Memory of her father, trust in her brother led Karin Van Dyke to keep tracks

January 21, 1994|By Ross Peddicord | Ross Peddicord,Staff Writer

Karin De Francis Van Dyke said yesterday that the memory of her father, the late Frank De Francis, and the confidence she has in her brother, Laurel/Pimlico operator Joseph De Francis, would not allow her to agree to sell majority interest in Laurel and Pimlico race tracks to out-of-town interests.

Mrs. Van Dyke, 34, said that to sell majority interest in the tracks "that both my father and my brother have put their blood, sweat and tears into did not seem right, especially to be forced out by a Western conglomerate. My father literally died giving his all to Maryland racing, and what Joe has had to go through with the overwhelming burden of dad's estate and the Manfuso litigation, has devoured so much of his time.

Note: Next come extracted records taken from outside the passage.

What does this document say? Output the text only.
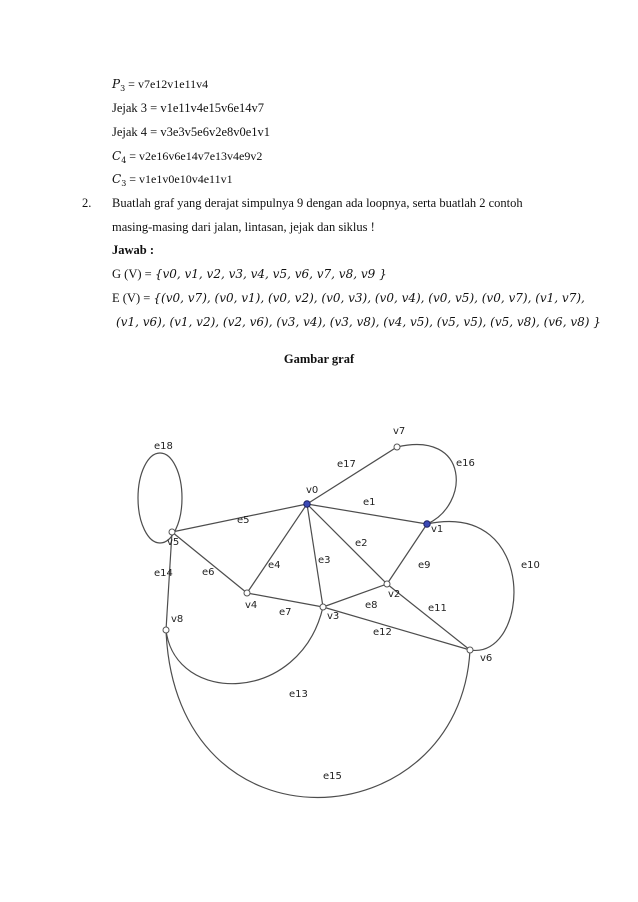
$P_3 = v7e12v1e11v4$
Jejak 3 = v1e11v4e15v6e14v7
Jejak 4 = v3e3v5e6v2e8v0e1v1
$C_4 = v2e16v6e14v7e13v4e9v2$
$C_3 = v1e1v0e10v4e11v1$
2. Buatlah graf yang derajat simpulnya 9 dengan ada loopnya, serta buatlah 2 contoh
masing-masing dari jalan, lintasan, jejak dan siklus !
Jawab :
G (V) = {v0, v1, v2, v3, v4, v5, v6, v7, v8, v9 }
E (V) = {(v0, v7), (v0, v1), (v0, v2), (v0, v3), (v0, v4), (v0, v5), (v0, v7), (v1, v7),
(v1, v6), (v1, v2), (v2, v6), (v3, v4), (v3, v8), (v4, v5), (v5, v5), (v5, v8), (v6, v8) }
Gambar graf
v0
v1
v2
v3
v4
v5
v6
v7
v8
e1
e2
e3
e4
e5
e6
e7
e8
e9	e10
e11
e12
e13
e14
e15
e16
e17
e18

"I never get a headache. But this week I've gone through a whole bottle of Tylenol."

Mrs. Van Dyke played a pivotal role in the De Francis group's decision to turn down a lucrative deal with Hollywood Park and seek an alternative investor to buy out Tom and Bob Manfuso's interest in the tracks for $8.2 million.

Mrs. Van Dyke refused to sell her shares to Hollywood Park.

In turning down Hollywood Park's offer to buy majority control of Laurel and Pimlico from the De Francis group, Mrs. Van Dyke said she turned down $4.85 million.

Without Mrs. Van Dyke's shares, Hollywood Park could not have gained a significant majority of the stock in the tracks, according to Mr. De Francis.

"That's a lot of money to turn down, and I had to consider my own family's financial future," Mrs. Van Dyke said. "When I moved back here from the West Coast four years ago, my husband put a promising legal career on hold so we could sort out my father's estate."

Like most brothers and sisters, Mrs. Van Dyke said she and her 39-year-old brother "have had conflicts. But I have confidence not only in him, but in the health and future success of Maryland racing. What it comes down to is that we are truly family, and that not only includes Joe, but also Marty Jacobs."

Said Mr. De Francis: "It is Karin's feeling that Maryland racing should be kept in the hands of Marylanders. She was very close to our father, and we've had some gut-wrenching sessions this past week. To me, she is the heroine of this deal."

Mrs. Van Dyke earned a B.A. from Tulane University and a law degree from Georgetown University. She was a deputy district attorney in Orange County, Calif., when she met her husband, Bob, who was also a deputy district attorney and is now a track counsel for Laurel/Pimlico.

The Van Dykes live on Frank De Francis' former Maryland farm, Walnut Grove, and keep six horses, including two of her father's old campaigners, Stomp And Go and Karin's Clyde.

"One of my father's favorite sayings was that 'the strength of the wolf is in the pack,' " Mrs. Van Dyke said. "I guess he has passed his sheer strength and determination onto his children."